Mirzayance v. Knowles

SUKO, District Judge,

concurring in part and dissenting in part.

SUKO, District Judge.

I concur in the conclusion of Part II of the memorandum disposition finding the district court and the magistrate judge misapprehended our prior remand order. However, as to Parts III and IV, I respectfully dissent as I believe the majority has erred in concluding petitioner’s counsel’s decision to advise the petitioner to withdraw his NGI plea constituted deficient performance under Strickland v. Washington, 466 U.S. 668, 104 S.Ct. 2052, 80 L.Ed.2d 674 (1984). Strickland mandates a highly deferential review of counsel’s performance, viewed at the time of counsel’s conduct. Id. at 689-90, 104 S.Ct. at 2065. “A fair assessment of attorney performance requires that every effort be made to eliminate the distorting effects of hindsight, to reconstruct the circumstances of counsel’s challenged conduct, and to evaluate the conduct from counsel’s perspective at the time.” Id. In addition, findings of fact made by the district court are reviewed for clear error. Zichko v. Idaho, 247 F.3d 1015, 1019 (9th Cir.2001). This standard is significantly deferential because “findings of fact are made on the basis of evidentiary hearings and usually involve credibility determinations.” Rand v. Rowland, 154 F.3d 952, 957 n. 4 (9th Cir.1998) (en banc).

The purpose of the remand in this case was to permit the district court to resolve the “conflicting reasons for the abandonment of the insanity defense.” E.R. 139. The factual questions involved in this inquiry were resolved by the district court against the petitioner. First, the district court found that the trial counsel had made a rational, carefully considered and informed decision to forgo the insanity defense. Second, the district court found *146that the petitioner’s parents strong disinclination to testify amounted to an express refusal to testify. Third, the district court found the attorney’s decision to recommend withdrawal of the insanity defense was not affected by financial concerns. The district court also found defense counsel had correctly concluded that his experts’ testimony had “significant weaknesses,” noting that there were “convincingly detailed ways in which they could have been impeached, for overlooking or minimizing facts which showcased Petitioner’s clearly goal directed behavior.” [ER 179.]

These explicit factual findings of the district court were made following a four-day evidentiary hearing.

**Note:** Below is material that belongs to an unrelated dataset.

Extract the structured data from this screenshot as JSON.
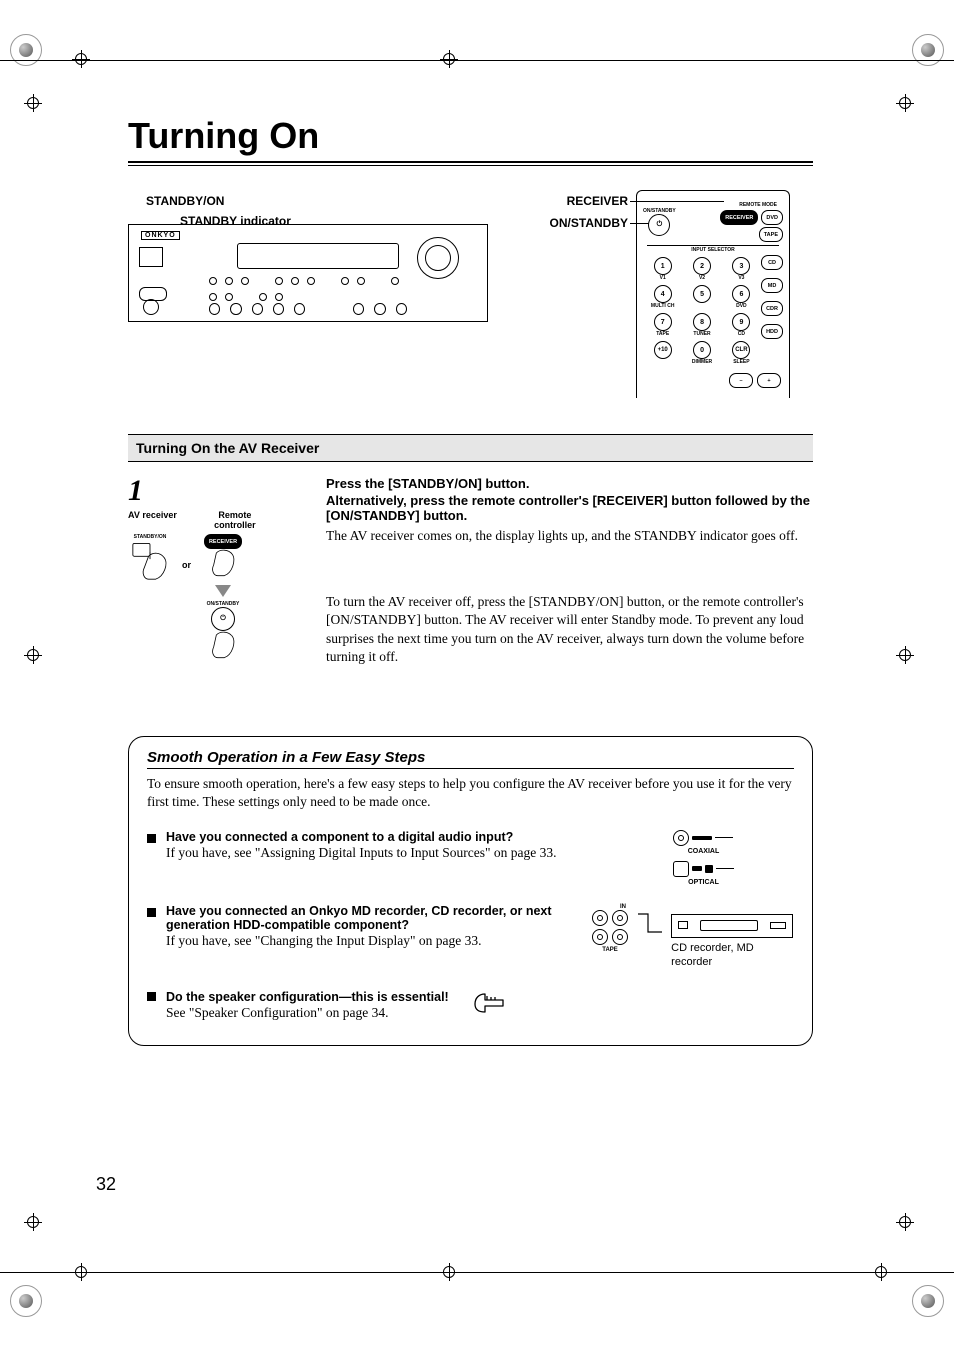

Given the record before the district court and the strong presumption that counsel’s conduct falls within the wide range of reasonable professional assistance, I would find that counsel’s performance was not unreasonable and thus not ineffective under Strickland.

I particularly disagree with the majority’s legal and factual conclusion that “ ‘[Reasonably effective assistance’ would put on the only defense available, especially in a case such as this where there was significant potential for success.” This conclusion suggests that to avoid violating Strickland, an attorney must always advance any potentially non-futile, colorable, affirmative defense regardless of its questionable merit or arguable chance of success. This is not the standard established by Strickland and in fact suggests something more akin to the “nothing to lose” standard set forth in Profitt v. Waldron, 831 F.2d 1245 (5th Cir.1987). Furthermore, while there would have existed a potential for success had Mirzayance proceeded with his insanity defense, nothing in the record suggests he had (or is able to demonstrate) a “significant potential” or even a reasonable probability of success. In fact, the record and findings of the district court suggest quite to the contrary. To summarize, his experts’ testimony had significant weaknesses, there were at least two prosecution experts prepared to testify Mirzayance did not satisfy the legal test for insanity, his parents were not going to testify, and the jury had just found him guilty beyond reasonable doubt of wilful, deliberate, and premeditated murder in the first degree, despite his concession to murder in the second degree. Additionally, as the magistrate judge correctly noted in his report and recommendation, under California law, during the insanity phase of the trial the petitioner would have bore the burden of proving by a preponderance of the evidence that he was insane at the time of the offense. Counsel’s assessment of Mirzayance’s insanity defense was neither unrealistic, nor unreasonable at the time. Finally, it is worth noting the district court decision which this panel is reviewing did not address the issue of prejudice under Strickland, having found the question immaterial given its conclusion petitioner could not have succeeded in proving counsel’s deficient performance. [ER 200.]

Because Mirzayance has not established either counsel’s constitutionally deficient performance or prejudice, I would reverse the district court’s grant of habeas relief and remand with instructions to deny the habeas petition under Strickland. I therefore respectfully dissent from Parts III and IV of the disposition.